Several minutes ago I finished watching The Great White Hope and flicked over to Anatomy and was lucky enough to land on a part of the movie I had missed.
Damn, Lee Remick was red hot in this movie, and Jimmy Stewart was a pistol. There was a great courtroom scene between the judge and all the attorneys involved. The discussion concerned the use of the world ‘panties’, which made sense because the trial involved an alleged rape.
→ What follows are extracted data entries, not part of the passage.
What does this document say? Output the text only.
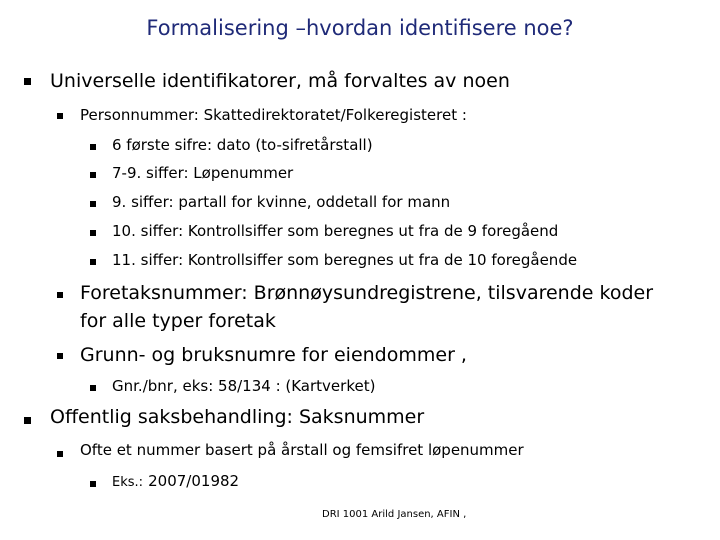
Formalisering –hvordan identifisere noe?
Universelle identifikatorer, må forvaltes av noen
Personnummer: Skattedirektoratet/Folkeregisteret :
6 første sifre: dato (to-sifretårstall)
7-9. siffer: Løpenummer
9. siffer: partall for kvinne, oddetall for mann
10. siffer: Kontrollsiffer som beregnes ut fra de 9 foregåend
11. siffer: Kontrollsiffer som beregnes ut fra de 10 foregående
Foretaksnummer: Brønnøysundregistrene, tilsvarende koder
for alle typer foretak
Grunn- og bruksnumre for eiendommer ,
Gnr./bnr, eks: 58/134 : (Kartverket)
Offentlig saksbehandling: Saksnummer
Ofte et nummer basert på årstall og femsifret løpenummer
Eks.: 2007/01982
DRI 1001 Arild Jansen, AFIN ,
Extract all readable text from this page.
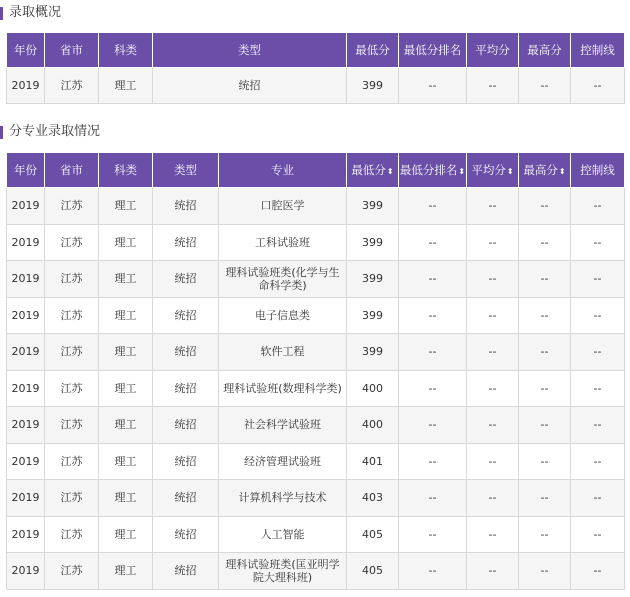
录取概况
年份	省市	科类	类型	最低分	最低分排名	平均分	最高分	控制线
2019	江苏	理工	统招	399	--	--	--	--
分专业录取情况
年份	省市	科类	类型	专业	最低分⬍	最低分排名⬍	平均分⬍	最高分⬍	控制线
2019	江苏	理工	统招	口腔医学	399	--	--	--	--
2019	江苏	理工	统招	工科试验班	399	--	--	--	--
2019	江苏	理工	统招	理科试验班类(化学与生命科学类)	399	--	--	--	--
2019	江苏	理工	统招	电子信息类	399	--	--	--	--
2019	江苏	理工	统招	软件工程	399	--	--	--	--
2019	江苏	理工	统招	理科试验班(数理科学类)	400	--	--	--	--
2019	江苏	理工	统招	社会科学试验班	400	--	--	--	--
2019	江苏	理工	统招	经济管理试验班	401	--	--	--	--
2019	江苏	理工	统招	计算机科学与技术	403	--	--	--	--
2019	江苏	理工	统招	人工智能	405	--	--	--	--
2019	江苏	理工	统招	理科试验班类(匡亚明学院大理科班)	405	--	--	--	--
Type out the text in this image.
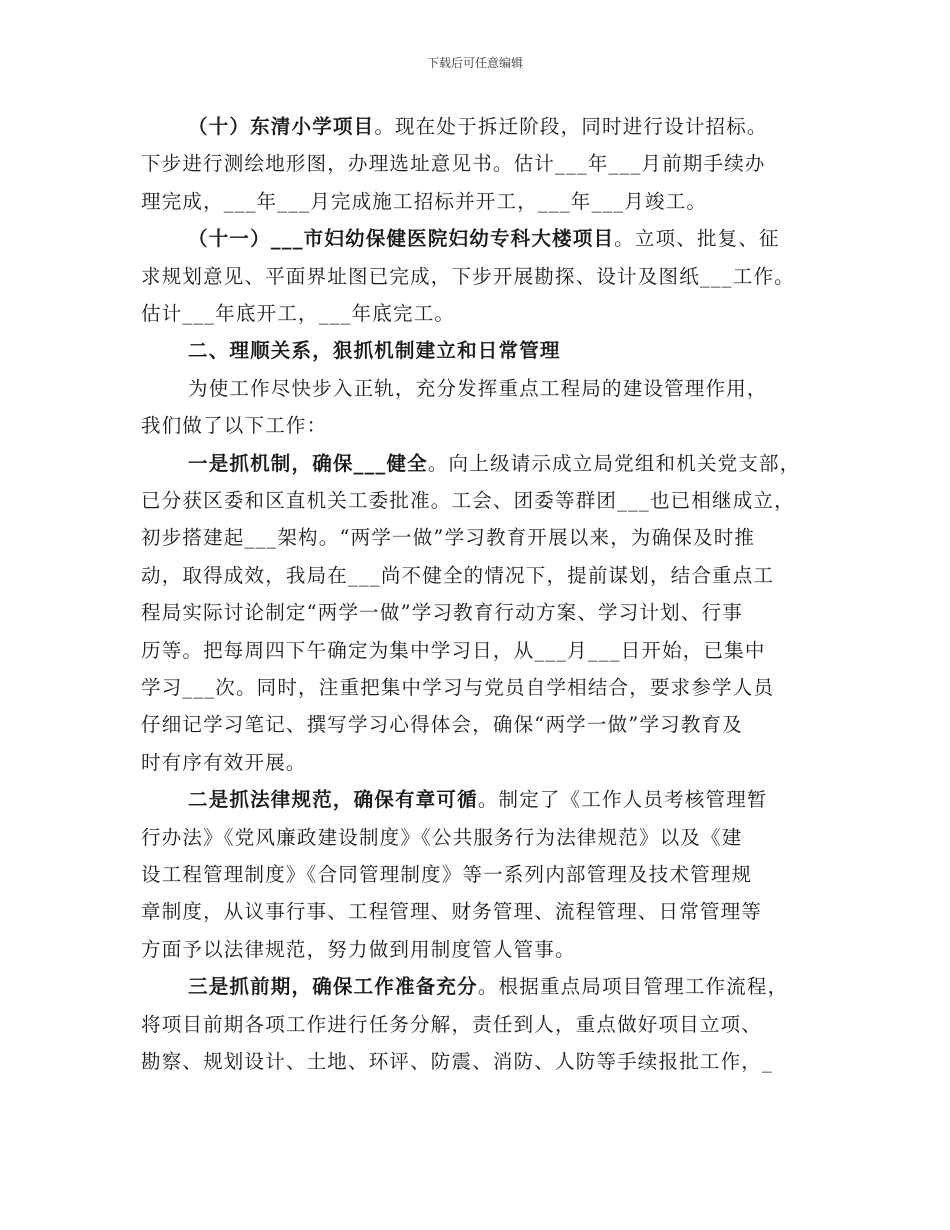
下载后可任意编辑
（十）东清小学项目。现在处于拆迁阶段，同时进行设计招标。
下步进行测绘地形图，办理选址意见书。估计___年___月前期手续办
理完成，___年___月完成施工招标并开工，___年___月竣工。
（十一）___市妇幼保健医院妇幼专科大楼项目。立项、批复、征
求规划意见、平面界址图已完成，下步开展勘探、设计及图纸___工作。
估计___年底开工，___年底完工。
二、理顺关系，狠抓机制建立和日常管理
为使工作尽快步入正轨，充分发挥重点工程局的建设管理作用，
我们做了以下工作：
一是抓机制，确保___健全。向上级请示成立局党组和机关党支部，
已分获区委和区直机关工委批准。工会、团委等群团___也已相继成立，
初步搭建起___架构。“两学一做”学习教育开展以来，为确保及时推
动，取得成效，我局在___尚不健全的情况下，提前谋划，结合重点工
程局实际讨论制定“两学一做”学习教育行动方案、学习计划、行事
历等。把每周四下午确定为集中学习日，从___月___日开始，已集中
学习___次。同时，注重把集中学习与党员自学相结合，要求参学人员
仔细记学习笔记、撰写学习心得体会，确保“两学一做”学习教育及
时有序有效开展。
二是抓法律规范，确保有章可循。制定了《工作人员考核管理暂
行办法》《党风廉政建设制度》《公共服务行为法律规范》以及《建
设工程管理制度》《合同管理制度》等一系列内部管理及技术管理规
章制度，从议事行事、工程管理、财务管理、流程管理、日常管理等
方面予以法律规范，努力做到用制度管人管事。
三是抓前期，确保工作准备充分。根据重点局项目管理工作流程，
将项目前期各项工作进行任务分解，责任到人，重点做好项目立项、
勘察、规划设计、土地、环评、防震、消防、人防等手续报批工作，_
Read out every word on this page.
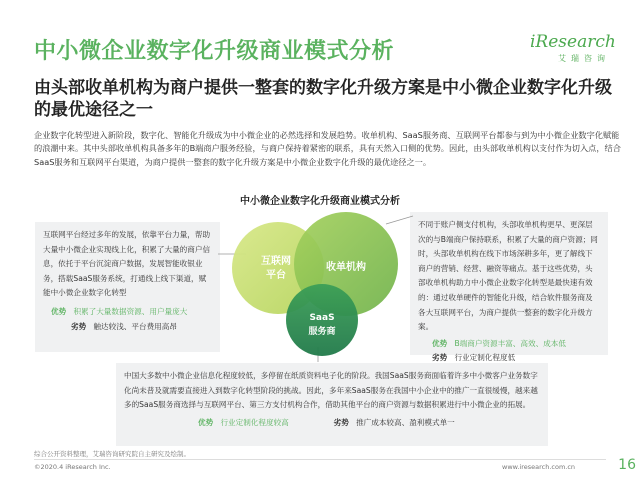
中小微企业数字化升级商业模式分析	iResearch
艾瑞咨询
由头部收单机构为商户提供一整套的数字化升级方案是中小微企业数字化升级的最优途径之一
企业数字化转型进入新阶段，数字化、智能化升级成为中小微企业的必然选择和发展趋势。收单机构、SaaS服务商、互联网平台都参与到为中小微企业数字化赋能的浪潮中来。其中头部收单机构具备多年的B端商户服务经验，与商户保持着紧密的联系，具有天然入口侧的优势。因此，由头部收单机构以支付作为切入点，结合SaaS服务和互联网平台渠道，为商户提供一整套的数字化升级方案是中小微企业数字化升级的最优途径之一。
中小微企业数字化升级商业模式分析
互联网平台经过多年的发展，依靠平台力量，帮助大量中小微企业实现线上化，积累了大量的商户信息，依托于平台沉淀商户数据，发展智能收银业务，搭载SaaS服务系统，打通线上线下渠道，赋能中小微企业数字化转型
优势 积累了大量数据资源、用户量庞大
劣势 触达较浅、平台费用高昂
不同于账户侧支付机构，头部收单机构更早、更深层次的与B端商户保持联系，积累了大量的商户资源；同时，头部收单机构在线下市场深耕多年，更了解线下商户的营销、经营、融资等痛点。基于这些优势，头部收单机构助力中小微企业数字化转型是最快速有效的：通过收单硬件的智能化升级，结合软件服务商及各大互联网平台，为商户提供一整套的数字化升级方案。
优势 B端商户资源丰富、高效、成本低
劣势 行业定制化程度低
中国大多数中小微企业信息化程度较低，多停留在纸质资料电子化的阶段。我国SaaS服务商面临着许多中小微客户业务数字化尚未普及就需要直接进入到数字化转型阶段的挑战。因此，多年来SaaS服务在我国中小企业中的推广一直很缓慢，越来越多的SaaS服务商选择与互联网平台、第三方支付机构合作，借助其他平台的商户资源与数据积累进行中小微企业的拓展。
优势 行业定制化程度较高	劣势 推广成本较高、盈利模式单一
互联网
平台
收单机构
SaaS
服务商
综合公开资料整理，艾瑞咨询研究院自主研究及绘制。
©2020.4 iResearch Inc.	www.iresearch.com.cn	16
A few minutes later the doctor who examined Lee Remick was called on the stand to testify. The actor who played the doctor was Howard McNear, a.k.a. Floyd the Barber on the Andy Griffith Show. It was funny to hear Floyd the Barber talking about examining Lee Remick for sperm samples. The image of him poking around between her taunt thighs is one that will remain in my head for years to come.
I really need to watch this movie from start to finish. I should schedule the DVR to grab it the next time it’s on. I seem to remember a fun Saul Bass opening sequence.
He's no Cinderella Man, but he ain't too bad...
Sleep eludes me again. Truth be told, I haven’t pursued it with much effort.
I’m watching The Great White Hope on the Fox Movie Channel. What a fantastic movie. I didn’t see it when it first came out, in 1970, but I remember it caused quite a ruckus because of all the interracial nastiness that was going on between James Earl Jones and Jane Alexander’s characters.
I’m a big fan of the Fox Movie Channel because it shows great classics and it shows them letterboxed, like they ought to be.
James Earl Jones is at the top of his form in this movie. If he wasn’t nominated for an Oscar, he was robbed.
Speaking of Jones, if you’ve never seen it, you should check him out as Looking Glass General Alice, in 1990’s By Dawn’s Early Light. It’s a brink-of-Armageddon movie with a brain. Perhaps it will show up on the Fox Movie Channel one evening.
3.4.06
At any price, it's a steal...
Sleep eludes me once again. I’m watching 1959’s ‘Anatomy of a Murder’. It’s a smart and sometimes funny movie that was released the year I was born. I always like using my birth year as a point of reference. Had my mother seen a particular movie or heard a particular song while she was carrying me?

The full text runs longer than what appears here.